Indenização por serviço ativo deve ser declarada inconstitucional pelo STF. Aprovação garante que servidores não perderão recursos

Foto: Agência AL

O plenário da Assembleia Legislativa de SC (Alesc) aprovou na tarde dessa quarta-feira (26) a incorporação da Indenização por Regime Especial de Trabalho da Policial Civil (IRETPC) ao subsídio dos policiais civis. O texto surgiu na pauta com urgência após a sinalização do Supremo Tribunal Federal (STF) para julgar o pagamento como inconstitucional. 

O IRETPC é uma espécie de auxílio periculosidade pago ao policial que está na ativa. A ação no STF aponta que o recebimento desses recursos é incompatível com o subsídio recebido pelos agentes e seu plano de carreira.

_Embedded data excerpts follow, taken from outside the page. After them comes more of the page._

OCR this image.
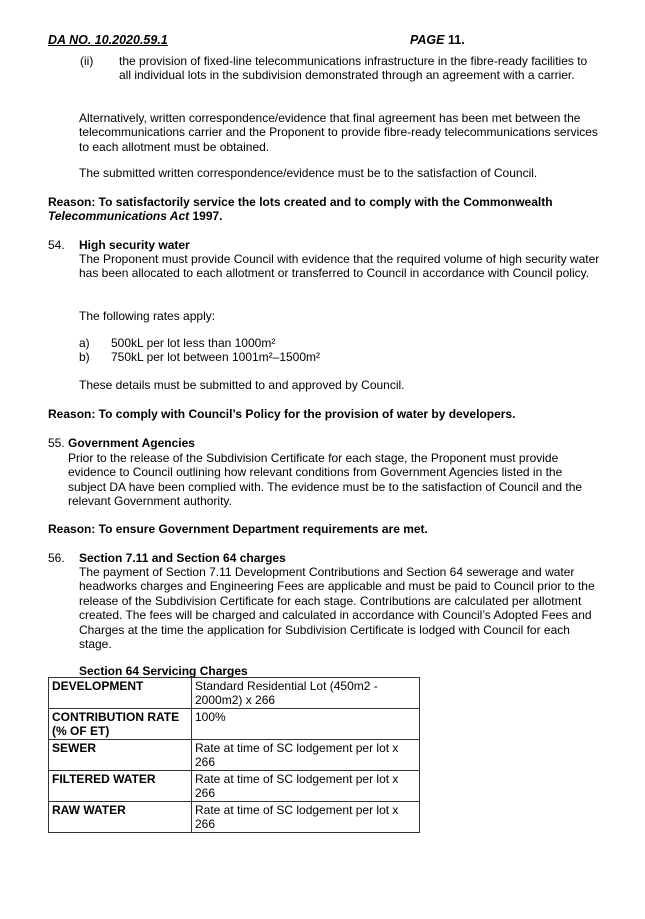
DA NO. 10.2020.59.1	PAGE 11.
(ii) the provision of fixed-line telecommunications infrastructure in the fibre-ready facilities to all individual lots in the subdivision demonstrated through an agreement with a carrier.

Alternatively, written correspondence/evidence that final agreement has been met between the telecommunications carrier and the Proponent to provide fibre-ready telecommunications services to each allotment must be obtained.

The submitted written correspondence/evidence must be to the satisfaction of Council.

Reason: To satisfactorily service the lots created and to comply with the Commonwealth
Telecommunications Act 1997.

54. High security water

The Proponent must provide Council with evidence that the required volume of high security water has been allocated to each allotment or transferred to Council in accordance with Council policy.

The following rates apply:

a) 500kL per lot less than 1000m²
b) 750kL per lot between 1001m²–1500m²

These details must be submitted to and approved by Council.

Reason: To comply with Council’s Policy for the provision of water by developers.

55. Government Agencies

Prior to the release of the Subdivision Certificate for each stage, the Proponent must provide evidence to Council outlining how relevant conditions from Government Agencies listed in the subject DA have been complied with. The evidence must be to the satisfaction of Council and the relevant Government authority.

Reason: To ensure Government Department requirements are met.

56. Section 7.11 and Section 64 charges

The payment of Section 7.11 Development Contributions and Section 64 sewerage and water headworks charges and Engineering Fees are applicable and must be paid to Council prior to the release of the Subdivision Certificate for each stage. Contributions are calculated per allotment created. The fees will be charged and calculated in accordance with Council’s Adopted Fees and Charges at the time the application for Subdivision Certificate is lodged with Council for each stage.

Section 64 Servicing Charges
DEVELOPMENT	Standard Residential Lot (450m2 - 2000m2) x 266
CONTRIBUTION RATE (% OF ET)	100%
SEWER	Rate at time of SC lodgement per lot x 266
FILTERED WATER	Rate at time of SC lodgement per lot x 266
RAW WATER	Rate at time of SC lodgement per lot x 266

Assim, a Assembleia correu para aprovar a incorporação antes do julgamento e tornar o pagamento legal. Se não o fizesse, os policiais civis perderiam 19,25% dos ganhos. Além disso, a ação dos parlamentares também garante o pagamento aos policiais aposentados.

A discussão deve voltar à tona em breve na questão dos policiais e bombeiros militares, que recebem a Indenização por Regime Especial do Serviço Ativo (Iresa). O pagamento tem a mesma figura jurídica da IRETPC e pode ter julgamento semelhante. Projetos foram apresentados neste sentido, mas a prerrogativa é do Executivo. 

Segundo a deputada Paulinha (PDT), líder de governo, o texto garante o pagamento aos agentes e cumpre um acordo do Executivo com as classes. Além disso, ela afirma que com a incorporação dos valores a receita previdenciária deve crescer, já que o benefício era considerado isento de contribuição. A parlamentar também afirmou que não haverá permissão de gastos extras para o governo além daquilo que já é pago. 

A matéria foi aprovada em dois turnos e segue para sanção do governador. O único voto contrário foi do deputado Bruno Souza (Novo), que disse que não houve tempo hábil para estudar a matéria.